Всё пестрело, искрило, ревело на телеэкране. Алфимов голосом зазывалы восклицал:

— Смотрите! Так выглядит Россия, когда она рвёт постромки и несётся вскачь! Горе тем, кто попадёт под её копыта! Кто он, отважный наездник, что остановит коня и укротит его бешеный бег? Направит на столбовую дорогу истории! Анатолий Ефремович Чулаки, возница, не позволит опрокинуть карету русской истории, направит её по дороге в Европу!

Камера вела по горящим Спасским воротам, по шальному бульдозеру. С разгона, мимо гробов, бульдозер ударял в ворота. Летели ворохи искр. Лицо Чулаки было безумным, с побелевшими глазами.

— Вава, пора! — Лемнер стряхнул на пол недопитое Шабли, пошёл к лифту, где ждал его «мерседес» с двойным бронированным дном.

Показались узкие змеиные головы транспортёров с набережной на Васильевском спуске.

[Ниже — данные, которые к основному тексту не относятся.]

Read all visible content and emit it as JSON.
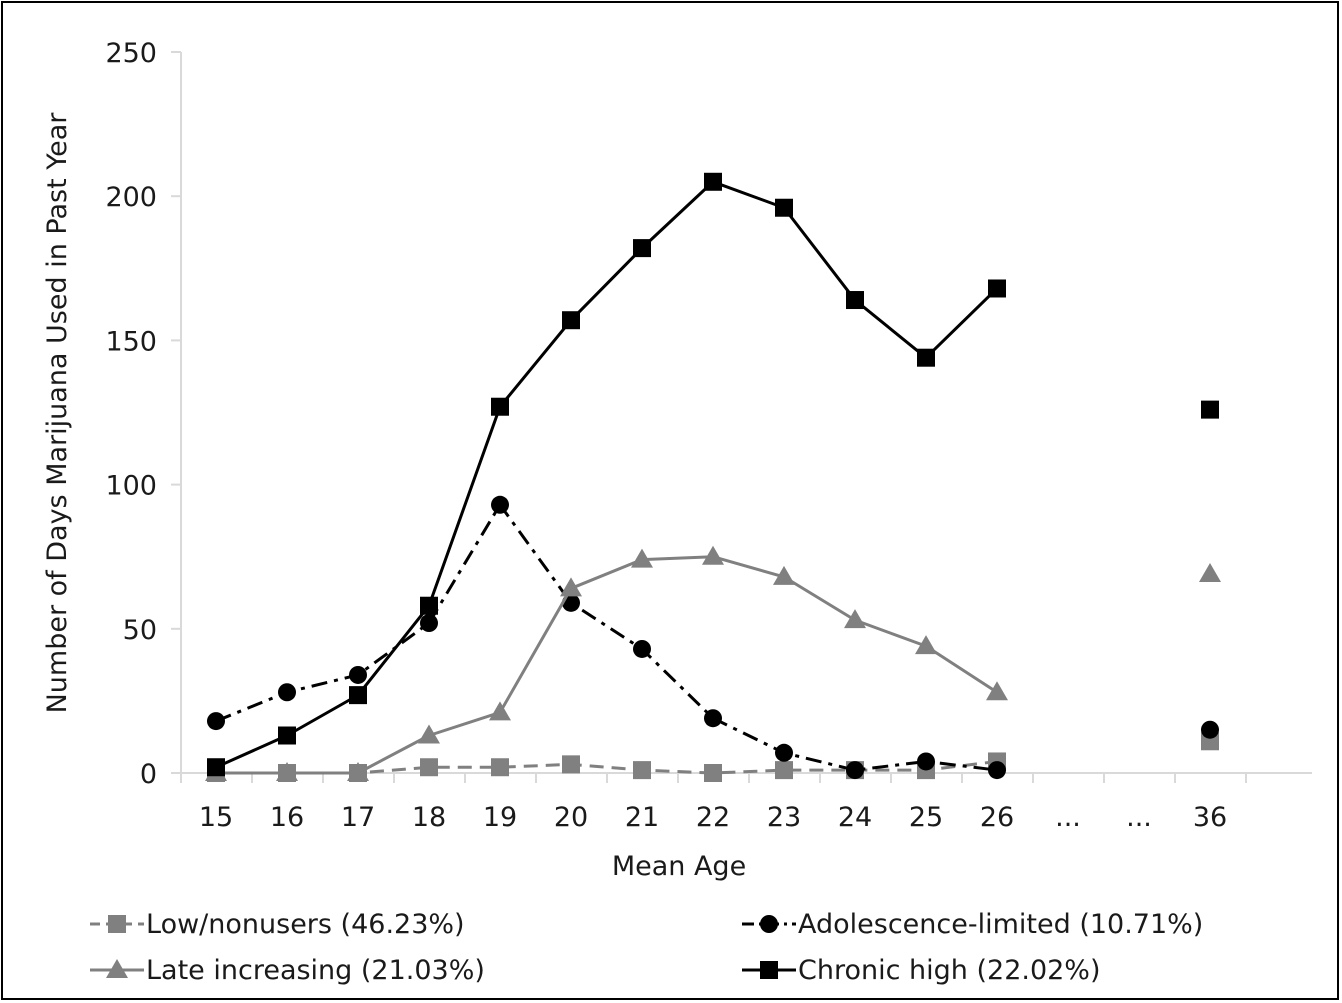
{
  "chart_data": {
    "type": "line",
    "title": "",
    "xlabel": "Mean Age",
    "ylabel": "Number of Days Marijuana Used in Past Year",
    "ylim": [
      0,
      250
    ],
    "yticks": [
      "0",
      "50",
      "100",
      "150",
      "200",
      "250"
    ],
    "categories": [
      "15",
      "16",
      "17",
      "18",
      "19",
      "20",
      "21",
      "22",
      "23",
      "24",
      "25",
      "26",
      "...",
      "...",
      "36"
    ],
    "grid": false,
    "legend": "bottom",
    "series": [
      {
        "name": "Low/nonusers (46.23%)",
        "color": "#808080",
        "marker": "square",
        "line": "dashed",
        "values": [
          0,
          0,
          0,
          2,
          2,
          3,
          1,
          0,
          1,
          1,
          1,
          4,
          null,
          null,
          11
        ]
      },
      {
        "name": "Adolescence-limited (10.71%)",
        "color": "#000000",
        "marker": "circle",
        "line": "dashdot",
        "values": [
          18,
          28,
          34,
          52,
          93,
          59,
          43,
          19,
          7,
          1,
          4,
          1,
          null,
          null,
          15
        ]
      },
      {
        "name": "Late increasing (21.03%)",
        "color": "#808080",
        "marker": "triangle",
        "line": "solid",
        "values": [
          0,
          0,
          0,
          13,
          21,
          64,
          74,
          75,
          68,
          53,
          44,
          28,
          null,
          null,
          69
        ]
      },
      {
        "name": "Chronic high (22.02%)",
        "color": "#000000",
        "marker": "square",
        "line": "solid",
        "values": [
          2,
          13,
          27,
          58,
          127,
          157,
          182,
          205,
          196,
          164,
          144,
          168,
          null,
          null,
          126
        ]
      }
    ]
  }
}
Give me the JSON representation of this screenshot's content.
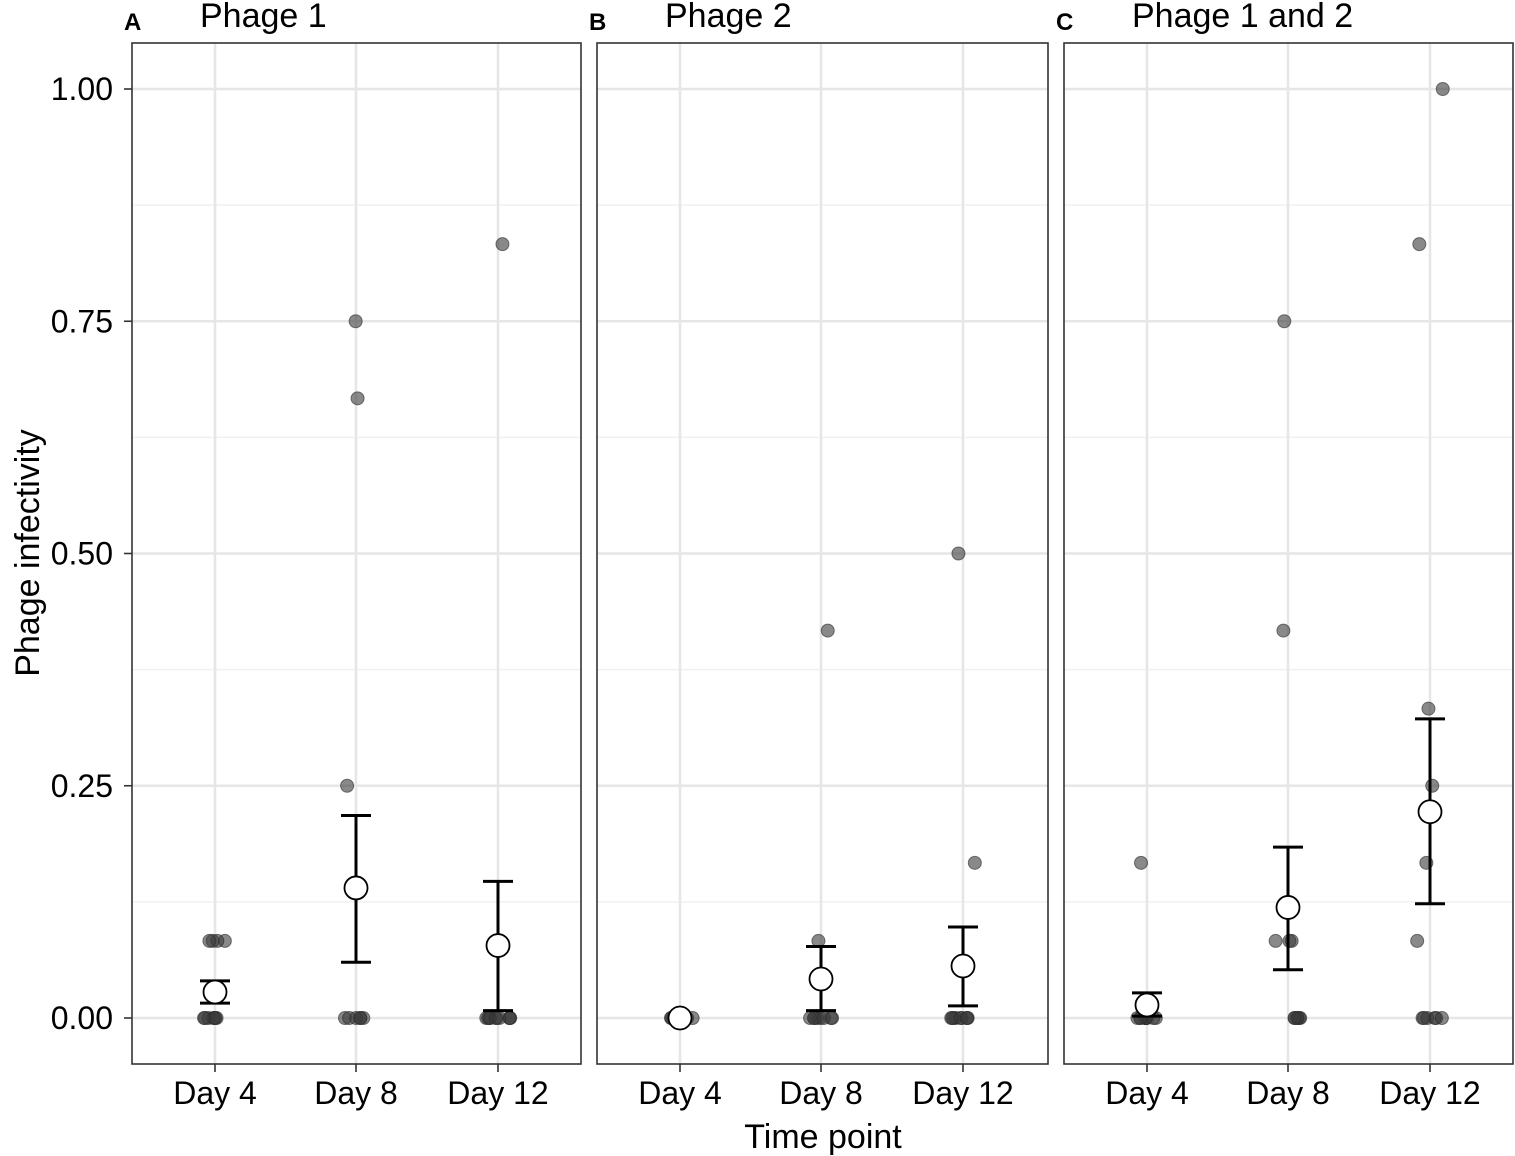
{
  "chart_data": {
    "type": "scatter",
    "ylabel": "Phage infectivity",
    "xlabel": "Time point",
    "categories": [
      "Day 4",
      "Day 8",
      "Day 12"
    ],
    "ylim": [
      -0.05,
      1.05
    ],
    "yticks": [
      0,
      0.25,
      0.5,
      0.75,
      1
    ],
    "ytick_labels": [
      "0.00",
      "0.25",
      "0.50",
      "0.75",
      "1.00"
    ],
    "grid": true,
    "panels": [
      {
        "letter": "A",
        "title": "Phage 1",
        "groups": [
          {
            "category": "Day 4",
            "points": [
              0,
              0,
              0,
              0,
              0,
              0,
              0,
              0.083,
              0.083,
              0.083,
              0.083
            ],
            "mean": 0.028,
            "err_low": 0.016,
            "err_high": 0.04
          },
          {
            "category": "Day 8",
            "points": [
              0,
              0,
              0,
              0,
              0,
              0,
              0.25,
              0.667,
              0.75
            ],
            "mean": 0.14,
            "err_low": 0.06,
            "err_high": 0.218
          },
          {
            "category": "Day 12",
            "points": [
              0,
              0,
              0,
              0,
              0,
              0,
              0,
              0,
              0,
              0,
              0.833
            ],
            "mean": 0.078,
            "err_low": 0.008,
            "err_high": 0.147
          }
        ]
      },
      {
        "letter": "B",
        "title": "Phage 2",
        "groups": [
          {
            "category": "Day 4",
            "points": [
              0,
              0,
              0,
              0,
              0,
              0,
              0,
              0,
              0,
              0
            ],
            "mean": 0.0,
            "err_low": 0.0,
            "err_high": 0.0
          },
          {
            "category": "Day 8",
            "points": [
              0,
              0,
              0,
              0,
              0,
              0,
              0,
              0,
              0.083,
              0.417
            ],
            "mean": 0.042,
            "err_low": 0.008,
            "err_high": 0.077
          },
          {
            "category": "Day 12",
            "points": [
              0,
              0,
              0,
              0,
              0,
              0,
              0,
              0,
              0,
              0.167,
              0.5
            ],
            "mean": 0.056,
            "err_low": 0.013,
            "err_high": 0.098
          }
        ]
      },
      {
        "letter": "C",
        "title": "Phage 1 and 2",
        "groups": [
          {
            "category": "Day 4",
            "points": [
              0,
              0,
              0,
              0,
              0,
              0,
              0,
              0,
              0,
              0,
              0.167
            ],
            "mean": 0.014,
            "err_low": 0.002,
            "err_high": 0.027
          },
          {
            "category": "Day 8",
            "points": [
              0,
              0,
              0,
              0,
              0,
              0,
              0.083,
              0.083,
              0.083,
              0.417,
              0.75
            ],
            "mean": 0.119,
            "err_low": 0.052,
            "err_high": 0.184
          },
          {
            "category": "Day 12",
            "points": [
              0,
              0,
              0,
              0,
              0,
              0,
              0.083,
              0.167,
              0.25,
              0.333,
              0.833,
              1.0
            ],
            "mean": 0.222,
            "err_low": 0.123,
            "err_high": 0.322
          }
        ]
      }
    ]
  }
}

— Сограждане, армия с нами! Армия не желает проливать кровь за людоедские прихоти Троевидова! Русская армия братается с солдатами братской Украины! — Чулаки с Лобного места протягивал руки навстречу бэтээрам, словно на руках был румяный пшеничный каравай с расписной деревянной солонкой.

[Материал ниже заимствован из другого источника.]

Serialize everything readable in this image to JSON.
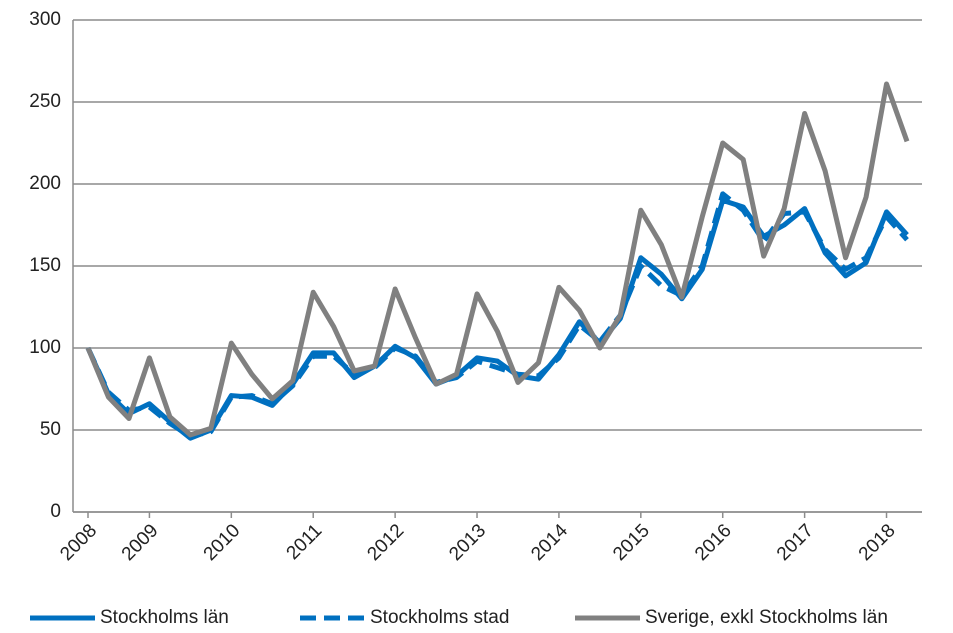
{
  "chart_data": {
    "type": "line",
    "categories": [
      "2008",
      null,
      null,
      "2009",
      null,
      null,
      null,
      "2010",
      null,
      null,
      null,
      "2011",
      null,
      null,
      null,
      "2012",
      null,
      null,
      null,
      "2013",
      null,
      null,
      null,
      "2014",
      null,
      null,
      null,
      "2015",
      null,
      null,
      null,
      "2016",
      null,
      null,
      null,
      "2017",
      null,
      null,
      null,
      "2018",
      null
    ],
    "series": [
      {
        "name": "Stockholms län",
        "color": "#0070c0",
        "dash": "solid",
        "values": [
          100,
          72,
          60,
          66,
          55,
          45,
          50,
          71,
          70,
          65,
          78,
          97,
          97,
          82,
          89,
          101,
          94,
          78,
          83,
          94,
          92,
          83,
          81,
          96,
          116,
          103,
          118,
          155,
          145,
          130,
          148,
          190,
          186,
          168,
          175,
          185,
          158,
          144,
          152,
          183,
          169
        ]
      },
      {
        "name": "Stockholms stad",
        "color": "#0070c0",
        "dash": "dashed",
        "values": [
          100,
          73,
          62,
          64,
          54,
          46,
          49,
          70,
          71,
          66,
          77,
          95,
          95,
          84,
          88,
          100,
          95,
          79,
          82,
          92,
          88,
          84,
          83,
          94,
          114,
          104,
          120,
          150,
          138,
          132,
          150,
          194,
          184,
          165,
          182,
          183,
          160,
          148,
          155,
          180,
          166
        ]
      },
      {
        "name": "Sverige, exkl Stockholms län",
        "color": "#808080",
        "dash": "solid",
        "values": [
          100,
          70,
          57,
          94,
          58,
          47,
          51,
          103,
          84,
          69,
          80,
          134,
          113,
          86,
          89,
          136,
          106,
          78,
          84,
          133,
          110,
          79,
          91,
          137,
          123,
          100,
          120,
          184,
          163,
          131,
          180,
          225,
          215,
          156,
          185,
          243,
          208,
          155,
          192,
          261,
          226
        ]
      }
    ],
    "ylim": [
      0,
      300
    ],
    "yticks": [
      0,
      50,
      100,
      150,
      200,
      250,
      300
    ],
    "grid": true,
    "legend": "bottom"
  }
}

— Происходит долгожданное братание армии и народа! — восклицал Алфимов, выводя на экран головные бронетранспортёры.

Машины мягко проструились по брусчатке мимо цветастого храма и выпустили долгую пулемётную очередь в бульдозер. Парень в тельняшке был разорван, бульдозер продолжал катить, ткнулся в ворота и стоял в огне. Транспортёры мяли толпу, крутили пулемёты, выстригая хлюпающие круги. Переползали лежащие, ещё вздрагивающие тела, разворачивались, ударяли кормой демонстрантов, продолжая стрелять. От них шарахались, падали, бежали по спинам. Девушку в вышиванке затаптывали, юноша с плакатиком «Груз 200» скакал, как кенгуру, по головам. Чучело рухнуло и рассыпалось, красный фонарь продолжал мигать. Гробы раздавили, мёртвая седая старуха с жирными грудям разбросалась на брусчатке. Бородатый бомж был расплющен колесом транспортёра. Площадь стенала, ревела, визжала. Били куранты, сведя золотые стрелки. Режиссёр Серебряковский, несомый толпой, восхищался спектаклем с небывалой режиссурой великого мастера. Этим мастером был он, внёсший вклад в современный русский и мировой театр.

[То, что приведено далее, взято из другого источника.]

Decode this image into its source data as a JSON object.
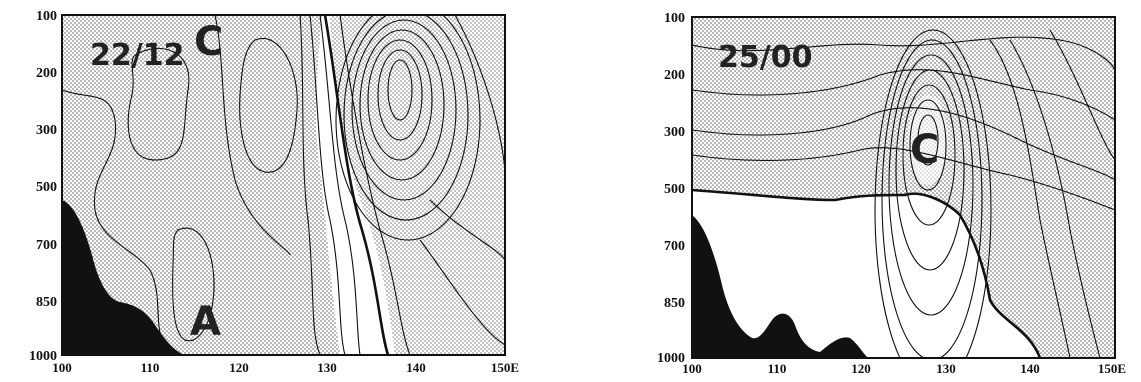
{
  "chart_data": [
    {
      "type": "contour",
      "panel_label": "22/12",
      "center_labels": [
        "C",
        "A"
      ],
      "x_ticks": [
        "100",
        "110",
        "120",
        "130",
        "140",
        "150E"
      ],
      "y_ticks": [
        "100",
        "200",
        "300",
        "500",
        "700",
        "850",
        "1000"
      ],
      "xlim": [
        100,
        150
      ],
      "ylim": [
        1000,
        100
      ],
      "x_unit": "E",
      "terrain": "shaded black at lower left",
      "shading": "stippled region"
    },
    {
      "type": "contour",
      "panel_label": "25/00",
      "center_labels": [
        "C"
      ],
      "x_ticks": [
        "100",
        "110",
        "120",
        "130",
        "140",
        "150E"
      ],
      "y_ticks": [
        "100",
        "200",
        "300",
        "500",
        "700",
        "850",
        "1000"
      ],
      "xlim": [
        100,
        150
      ],
      "ylim": [
        1000,
        100
      ],
      "x_unit": "E",
      "terrain": "shaded black at lower left",
      "shading": "stippled region"
    }
  ]
}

Лемнер установил посты на перекрёстках улиц, отлавливал смутьянов, братьев ордена «Россия Мнимая» и «Европа Подлинная».

Анатолия Ефремовича Чулаки взяли на Лобном мете, где он продолжал кричать в мегафон, зазывая Россию в Европу. Ректора Высшей школы экономики Лео отловили в церкви, когда он прикинулся верующим, исповедовался у батюшки, нырнув под золотую епитрахиль. Его узнали по толстенькому вертлявому заду. Режиссёра Серебряковского схватили на крыше ГУМа, откуда он наблюдал течение толп и в синий, с красной сердцевиной, мегафон кричал: «Дубль второй!» Публициста Формера узнали по розовой лысине, торчащей из мусорного бака. Он ни за что не желал покидать бак, грозил, что будет жаловаться в Европейский совет по правам человека. Вице-премьер Аполинарьев сам сдался властям, умоляя об одном — чтобы ему позволили взять на каторгу собачек корги.